Bend House District 54 will be in play this November as Democrat Jason Kropf takes on Republican incumbent Cheri Helt. What's at stake for Bend in this election? Do we continue to allow political influence in Salem to allow mega-dairies to set up shop in Eastern Oregon and push family farmers off the land, pollute our air and water, drain our water supplies and harm animal welfare?

Salem continues to use Eastern Oregon as a dumping ground for industrial polluters such as mega-dairies. In 2017, despite widespread public opposition, the Oregon Department of Agriculture approved the Lost Valley Farm mega-dairy in Morrow County to disastrous ends. With 30,000 cows, Lost Valley Farm began violating its permit almost immediately after opening its doors. It put our public health at risk and threatened our air and water. Hundreds of thousands of Oregon taxpayer dollars later, state agencies finally shut down Lost Valley.  

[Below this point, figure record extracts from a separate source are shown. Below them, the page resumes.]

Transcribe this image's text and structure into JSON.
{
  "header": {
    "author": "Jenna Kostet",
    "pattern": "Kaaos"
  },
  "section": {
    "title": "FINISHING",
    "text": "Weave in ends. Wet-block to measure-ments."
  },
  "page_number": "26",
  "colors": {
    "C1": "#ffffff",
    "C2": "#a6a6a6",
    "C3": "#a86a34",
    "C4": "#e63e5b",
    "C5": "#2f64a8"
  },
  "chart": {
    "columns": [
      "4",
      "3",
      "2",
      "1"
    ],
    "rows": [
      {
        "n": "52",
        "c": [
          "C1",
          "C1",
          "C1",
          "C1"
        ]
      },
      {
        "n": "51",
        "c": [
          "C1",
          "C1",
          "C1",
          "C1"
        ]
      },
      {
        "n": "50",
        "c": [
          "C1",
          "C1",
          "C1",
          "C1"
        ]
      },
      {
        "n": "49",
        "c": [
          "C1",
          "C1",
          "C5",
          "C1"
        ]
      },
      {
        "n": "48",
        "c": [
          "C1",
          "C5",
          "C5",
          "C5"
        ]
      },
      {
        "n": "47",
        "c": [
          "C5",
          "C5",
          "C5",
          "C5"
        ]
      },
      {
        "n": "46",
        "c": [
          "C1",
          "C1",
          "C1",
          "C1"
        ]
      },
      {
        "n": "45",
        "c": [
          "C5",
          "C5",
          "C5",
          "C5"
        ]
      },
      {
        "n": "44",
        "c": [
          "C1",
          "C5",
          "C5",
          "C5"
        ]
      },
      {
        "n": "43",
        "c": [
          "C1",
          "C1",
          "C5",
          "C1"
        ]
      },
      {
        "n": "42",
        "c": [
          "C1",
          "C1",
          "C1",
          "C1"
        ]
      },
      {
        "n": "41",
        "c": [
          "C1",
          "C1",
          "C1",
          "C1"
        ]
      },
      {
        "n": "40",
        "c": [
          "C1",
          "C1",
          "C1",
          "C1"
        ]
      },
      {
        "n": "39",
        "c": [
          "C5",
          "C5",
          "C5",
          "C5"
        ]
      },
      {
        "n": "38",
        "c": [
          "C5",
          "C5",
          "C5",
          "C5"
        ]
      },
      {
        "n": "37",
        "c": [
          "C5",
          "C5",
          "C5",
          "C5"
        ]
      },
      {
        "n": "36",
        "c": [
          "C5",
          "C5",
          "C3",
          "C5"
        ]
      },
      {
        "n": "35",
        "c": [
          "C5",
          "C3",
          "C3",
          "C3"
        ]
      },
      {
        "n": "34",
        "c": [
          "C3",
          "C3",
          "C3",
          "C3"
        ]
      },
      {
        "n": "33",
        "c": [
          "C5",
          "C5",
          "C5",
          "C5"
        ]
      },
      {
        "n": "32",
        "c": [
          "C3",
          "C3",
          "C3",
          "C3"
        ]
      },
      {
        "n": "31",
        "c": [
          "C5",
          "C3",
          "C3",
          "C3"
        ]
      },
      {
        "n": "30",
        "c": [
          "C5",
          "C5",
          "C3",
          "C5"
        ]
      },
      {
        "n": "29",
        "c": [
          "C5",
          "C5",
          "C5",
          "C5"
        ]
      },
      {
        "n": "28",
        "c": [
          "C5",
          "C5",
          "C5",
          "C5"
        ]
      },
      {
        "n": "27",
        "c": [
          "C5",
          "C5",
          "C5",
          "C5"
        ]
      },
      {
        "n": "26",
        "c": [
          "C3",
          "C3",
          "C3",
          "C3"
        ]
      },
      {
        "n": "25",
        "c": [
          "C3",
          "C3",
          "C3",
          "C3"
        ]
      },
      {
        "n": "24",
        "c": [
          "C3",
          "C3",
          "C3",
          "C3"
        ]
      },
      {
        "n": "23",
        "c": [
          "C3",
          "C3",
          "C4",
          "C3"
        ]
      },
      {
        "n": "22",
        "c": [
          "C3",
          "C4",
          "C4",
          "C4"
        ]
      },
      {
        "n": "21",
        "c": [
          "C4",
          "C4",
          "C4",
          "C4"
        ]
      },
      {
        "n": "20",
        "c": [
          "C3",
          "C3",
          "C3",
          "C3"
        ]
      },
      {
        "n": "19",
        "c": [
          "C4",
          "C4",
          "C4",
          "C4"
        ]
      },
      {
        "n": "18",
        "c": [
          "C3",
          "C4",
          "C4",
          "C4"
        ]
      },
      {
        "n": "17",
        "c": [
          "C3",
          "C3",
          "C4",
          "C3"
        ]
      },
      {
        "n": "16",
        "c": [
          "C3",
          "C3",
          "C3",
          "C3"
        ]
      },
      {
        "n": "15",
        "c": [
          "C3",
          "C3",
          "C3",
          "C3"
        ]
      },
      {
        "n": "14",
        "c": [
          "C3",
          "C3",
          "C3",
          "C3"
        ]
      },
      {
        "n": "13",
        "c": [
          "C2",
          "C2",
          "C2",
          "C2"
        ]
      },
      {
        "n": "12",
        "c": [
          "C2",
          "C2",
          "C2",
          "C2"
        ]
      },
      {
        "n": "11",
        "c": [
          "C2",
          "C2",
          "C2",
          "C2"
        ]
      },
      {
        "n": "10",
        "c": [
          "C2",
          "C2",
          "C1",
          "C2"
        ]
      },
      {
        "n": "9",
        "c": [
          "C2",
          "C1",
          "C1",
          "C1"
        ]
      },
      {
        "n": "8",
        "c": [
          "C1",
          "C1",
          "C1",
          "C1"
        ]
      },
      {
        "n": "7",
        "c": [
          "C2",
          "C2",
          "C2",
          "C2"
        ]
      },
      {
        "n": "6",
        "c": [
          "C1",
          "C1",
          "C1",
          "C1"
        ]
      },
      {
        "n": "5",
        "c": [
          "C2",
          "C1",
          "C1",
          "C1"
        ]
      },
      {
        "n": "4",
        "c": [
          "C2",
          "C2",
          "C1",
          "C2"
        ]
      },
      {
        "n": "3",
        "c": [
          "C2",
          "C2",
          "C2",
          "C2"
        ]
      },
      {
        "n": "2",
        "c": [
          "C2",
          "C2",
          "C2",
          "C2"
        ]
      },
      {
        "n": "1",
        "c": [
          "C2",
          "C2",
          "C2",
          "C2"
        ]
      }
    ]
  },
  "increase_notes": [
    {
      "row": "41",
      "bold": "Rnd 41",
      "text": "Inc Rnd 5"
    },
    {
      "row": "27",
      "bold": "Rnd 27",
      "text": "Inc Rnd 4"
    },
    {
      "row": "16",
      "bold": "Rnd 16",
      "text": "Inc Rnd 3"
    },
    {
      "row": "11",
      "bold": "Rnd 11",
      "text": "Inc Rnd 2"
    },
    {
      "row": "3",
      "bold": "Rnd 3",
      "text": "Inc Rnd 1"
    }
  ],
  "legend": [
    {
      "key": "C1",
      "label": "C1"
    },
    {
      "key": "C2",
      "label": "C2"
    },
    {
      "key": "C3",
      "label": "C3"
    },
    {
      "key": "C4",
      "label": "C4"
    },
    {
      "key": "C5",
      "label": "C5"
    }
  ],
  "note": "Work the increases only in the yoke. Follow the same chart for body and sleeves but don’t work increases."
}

Now, the Oregon Department of Agriculture is considering permitting a new mega-dairy, Easterday Farms, to operate on the former Lost Valley Farm site. Easterday Farms would house nearly 30,000 cows in an area where people's drinking water is already contaminated by Big Ag pollution. We cannot allow Eastern Oregon to become the next hotbed for factory farm production. We need a mega-dairy moratorium now! Our communities need representation in Salem that will hold the Governor and her agencies accountable. Stop using Eastern Oregon as a dumping ground for mega-dairies! 

—David Ewing

Letter of the Week:

David, thanks for bringing this issue to our readers' attention.